Она открыла глаза. Она уже умерла, наверно, но ощущение было такое, что руки лежат в грязи, а по губам бежит вода. Вокруг стоят какие-то существа с широкими лицами — это черти явились за ней. Ее обхватила чья-то рука и приподняла, перед ее взором возникло лицо женщины.
Женщина что-то прошептала. Зулейка покачала головой и увидела, что другие существа — тоже женщины в высоких и широких головных уборах, украшенных перьями. Маленькие черные глазки глядели на нее с любопытством. С женщинами было двое мужчин с луками, стрелы были направлены на Зулейку.
Женщина, поддерживавшая ее, что-то резко сказала другим. Мужчины опустили луки. Зулейке хотелось сказать, чтобы ее оставили в покое, но выговорить она ничего не смогла. Большие карие глаза незнакомки изучали ее лицо.
Вдруг к ней вытолкнули молодого мужчину в тюрбане. Женщина сказала ему что-то. Он кивнул, стал на колени возле Зулейки и стянул чадру с ее лица.
— Хатун говорит, что теперь тебе нечего бояться, — сказал он. — Ты понимаешь? Тебя отнесут в кибитку. Когда животных напоят, ты поедешь с нами.
«Дайте мне умереть», — подумала она, когда руки подхватили ее.
Хорезмийские купцы часто рассказывали о красоте своей страны. Хулан ехала вслед за армией Тэмуджина и красоты этой не видела. Стены и кучи черепов — вот все, что оставалось от городов и деревень. Уцелевшие обитатели их были похожи на черных птиц. Пожелтевшую траву у пересохших арыков засыпал песок. Пустыня возвращала себе эту землю.
Кибитки Хулан ехали буквально по трупам. Время от времени встречались оставшиеся в живых. Иногда они ютились в развалинах, чаще стояли и провожали взглядами процессию, явно ожидая смерти.
Несколько городов уцелело — они сдались без сопротивления, но даже там поля и бахчи были вытоптаны. Тэмуджин пощадил, Самарканд, но рядом с обгоревшими стенами цитадели высилась гора отрубленных голов. Гарнизон цитадели сдался первым, но хан не доверял наемникам-туркменам, воевавшим за шахское золото, и казнил их всех. Самарканд был ограблен, тысячи ремесленников угодили в плен и следовали за монгольской армией или совершали долгое путешествие на родину хана. Но город выжил.
В обозе у Хулан везли медные бухарские сосуды и ковры. Ее сундуки были набиты яркими цветными шелками и хлопковыми материями, серебряными поделками, кувшинами с вином и маслом, награбленными в Самарканде. Зерном, взятым в городах, кормили лошадей. Она ела круглые плоды, называвшиеся дынями, с сочной мякотью под твердой кожурой. Хорезмийские рабыни помогали пасти ее стада, готовили ей еду и заботились о пожитках. Она не хотела всей этой добычи, но рабынь могли убить, если бы она отказалась от них. Так она сказала себе, чувствуя, что Тэмуджин одержал над ней победу, заставив взять ее долю награбленного.

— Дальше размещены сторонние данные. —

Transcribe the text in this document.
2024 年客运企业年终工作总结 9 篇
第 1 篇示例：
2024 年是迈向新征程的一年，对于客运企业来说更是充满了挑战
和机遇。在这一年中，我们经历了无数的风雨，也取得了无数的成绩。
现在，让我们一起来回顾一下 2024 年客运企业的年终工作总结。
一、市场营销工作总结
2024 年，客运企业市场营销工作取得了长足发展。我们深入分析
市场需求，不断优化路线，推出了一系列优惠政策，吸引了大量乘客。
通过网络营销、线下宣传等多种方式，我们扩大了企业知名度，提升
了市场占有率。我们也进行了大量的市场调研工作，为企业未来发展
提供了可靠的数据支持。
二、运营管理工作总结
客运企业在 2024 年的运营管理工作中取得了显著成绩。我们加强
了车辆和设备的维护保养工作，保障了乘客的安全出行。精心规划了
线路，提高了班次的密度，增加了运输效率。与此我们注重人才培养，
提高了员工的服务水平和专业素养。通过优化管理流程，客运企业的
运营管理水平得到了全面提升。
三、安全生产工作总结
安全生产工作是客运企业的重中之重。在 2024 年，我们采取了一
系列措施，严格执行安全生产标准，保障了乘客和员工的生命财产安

— Ты всегда будешь поблизости от меня.
Муж выполнил свое обещание.
В некоторых местах, где еще жили люди, Хулан оставляла, что могла — сундук с одеждой, корову, корзины с зерном. Кулган посмеивался над ней, копируя отца, и сказал, что она лишь продлевает их напрасную борьбу за жизнь. Ее милосердные поступки кончились тем, что сын с другими молодыми людьми ворвались в жалкую деревню, потребовали обратно то, что она оставила, да еще и поиздевались над людьми.
После этого Хулан стала возить с собой некоторых из оставшихся в живых. Среди них была молоденькая девушка, найденная неподалеку от развалин Бухары, изголодавшееся существо с круглыми черными глазами. Другие женщины прозвали ее Немой оттого, что она никогда не говорила, но Хулан знала, что голос у нее есть. Она слышала, как девушка приглушенно рыдала по ночам и пронзительно кричала во сне. Тэмуджин разрешил ей держать Немую, он получал удовольствие, видя, как милое лицо девушки становится серым, а ее глаза готовы были выскочить из орбит, когда он появлялся в шатре Хулан.
Он не был так добр по отношению к другим, которых приютила Хулан. Одну из девушек швырнули его людям, чтоб те поразвлекались. Другую отдали Кулгану. Хулан слышала, как рыдала девушка, когда сын волок ее в свой шатер. Она никогда не могла угадать, как распорядится муж с теми, кого она пыталась спасти, и печальные глаза немой говорили Хулан, что ее милосердие не принесло успокоения девушке. Она больше не старалась выручать людей в оазисах и в пустыне.